Before you look for lenders that use Experian, it’s important to know what an Experian credit score represents and why lenders care about it. Financial institutions use this score to evaluate your credit eligibility based on past borrowing and repayment behaviour.
Your Experian score can influence whether a loan is approved and the terms you receive, such as the loan amount and interest rate. Experian differs in methodology and data sources from other credit bureaus like CIBIL or CRIF, and some lenders rely specifically on Experian reports when making decisions.
Guide to Credit Score
India has four major credit bureaus:
TransUnion CIBIL
Experian
Equifax
CRIF High Mark
Each bureau compiles a credit report based on your credit history that typically includes:
- Number and types of accounts
- Total outstanding debt
- Detailed repayment history
Using this data, bureaus assign a numeric score—usually between 300 and 900—that reflects your creditworthiness.

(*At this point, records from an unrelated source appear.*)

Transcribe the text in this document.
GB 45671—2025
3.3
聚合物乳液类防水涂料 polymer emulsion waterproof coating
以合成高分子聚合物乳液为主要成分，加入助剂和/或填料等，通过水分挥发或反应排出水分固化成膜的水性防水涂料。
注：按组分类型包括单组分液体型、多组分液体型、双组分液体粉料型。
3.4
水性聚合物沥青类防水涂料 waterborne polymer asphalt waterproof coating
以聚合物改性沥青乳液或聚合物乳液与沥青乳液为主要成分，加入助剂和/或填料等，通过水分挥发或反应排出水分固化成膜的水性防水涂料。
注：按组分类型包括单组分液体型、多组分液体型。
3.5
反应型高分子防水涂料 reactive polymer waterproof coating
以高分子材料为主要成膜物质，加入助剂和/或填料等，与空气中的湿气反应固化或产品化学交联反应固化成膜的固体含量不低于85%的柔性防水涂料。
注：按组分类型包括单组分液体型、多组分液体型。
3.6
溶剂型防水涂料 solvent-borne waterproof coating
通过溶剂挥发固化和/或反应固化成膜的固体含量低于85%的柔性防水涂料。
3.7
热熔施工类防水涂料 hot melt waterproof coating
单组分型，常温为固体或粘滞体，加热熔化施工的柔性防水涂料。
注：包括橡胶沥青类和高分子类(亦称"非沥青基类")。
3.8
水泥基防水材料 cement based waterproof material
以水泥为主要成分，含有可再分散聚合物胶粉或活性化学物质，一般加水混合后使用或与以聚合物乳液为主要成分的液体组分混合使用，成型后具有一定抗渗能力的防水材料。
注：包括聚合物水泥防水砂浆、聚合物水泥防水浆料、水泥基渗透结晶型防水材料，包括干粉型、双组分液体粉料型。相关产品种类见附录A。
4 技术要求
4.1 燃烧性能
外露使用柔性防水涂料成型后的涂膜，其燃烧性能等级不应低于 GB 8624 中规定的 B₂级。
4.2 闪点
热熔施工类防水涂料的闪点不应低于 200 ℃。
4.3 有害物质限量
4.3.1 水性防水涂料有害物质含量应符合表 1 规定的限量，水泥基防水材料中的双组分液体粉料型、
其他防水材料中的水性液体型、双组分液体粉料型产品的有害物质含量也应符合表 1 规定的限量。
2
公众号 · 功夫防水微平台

A higher credit score signals to lenders that you are a reliable borrower and increases the likelihood of loan or credit card approval, often at better interest rates.

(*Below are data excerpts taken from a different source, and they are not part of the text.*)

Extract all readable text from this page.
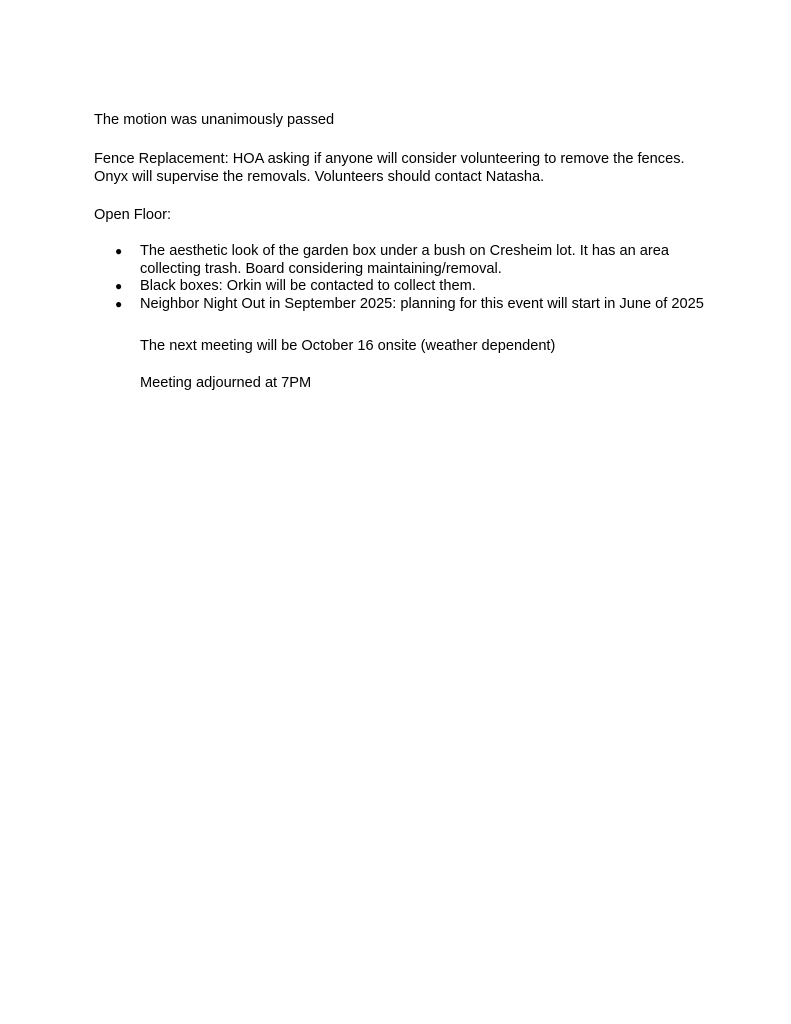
The motion was unanimously passed
Fence Replacement: HOA asking if anyone will consider volunteering to remove the fences.
Onyx will supervise the removals. Volunteers should contact Natasha.
Open Floor:
● The aesthetic look of the garden box under a bush on Cresheim lot. It has an area
collecting trash. Board considering maintaining/removal.
● Black boxes: Orkin will be contacted to collect them.
● Neighbor Night Out in September 2025: planning for this event will start in June of 2025
The next meeting will be October 16 onsite (weather dependent)
Meeting adjourned at 7PM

Guide to Experian Credit Score
An Experian credit report generally includes:
- A summary of your credit accounts
- Detailed repayment history
- Personal information tied to credit accounts
- Records of recent credit applications
Importance of a High Score for Your Personal Finances
A strong credit score benefits you in two main ways when applying for a personal loan or other credit:
Higher Odds of Loan Approval
Lenders set their own minimum score requirements. With a good score, your loan applications are more likely to be approved with fewer hurdles.
Savings on Interest Rate
Even a slightly lower interest rate can lead to substantial savings over the life of a loan. Lenders tend to offer competitive rates to borrowers with high scores.
Credit Score Improvement Tips
Use these practical strategies to improve your credit score gradually:
Monitor Your Credit Reports
- Regularly reviewing your report helps you understand which behaviours improve your score.
- Reports can contain errors that lower your score. If you spot inaccuracies, raise a dispute to correct them.
Keep Credit Utilisation Low
- High credit utilisation signals greater dependence on debt and can hurt your score.
- Experts recommend keeping utilisation below about 35% of your total credit limit.
Repay Bills and EMIs on Time
- Repayment history has the largest influence on your credit score; pay instalments and bills by the due date or earlier.
- Loan defaults remain on your credit report for a long time and significantly delay score recovery, making future borrowing difficult.
Avoid Multiple Credit Applications in a Short Time
- Lenders perform either hard or soft inquiries when you apply for credit.
- Hard inquiries can reduce your score slightly; soft inquiries do not affect it.
- Submitting many loan applications within a short period can lower your score and signal higher risk to lenders.
Also Read: Easy Tips to Improve Credit Score
Loan Companies Using Experian
More than 5,000 banks and financial institutions across India use Experian for credit checks. Because your credit score is a key factor in lending decisions, check it regularly so you can correct errors or work on improvements before applying for a loan.
Some lenders and fintech firms use alternative scoring models. For example, platforms that rely on alternate credit assessments may offer loans even if your traditional credit score is low. Consider providers that evaluate additional data points when seeking financing to improve your chances of approval.
FAQs on Experian Credit Score
Can we get a loan on Experian credit score?
Yes. Many lenders in India accept Experian credit scores when evaluating loan applications, provided your score meets their minimum criteria.
Which score is better: Experian or CIBIL?
Neither score is inherently “better”; each bureau uses its own data and scoring model. However, a large share of Indian banks—over 90%—commonly refer to CIBIL scores, so depending on the lender you approach, one bureau’s score may carry more weight.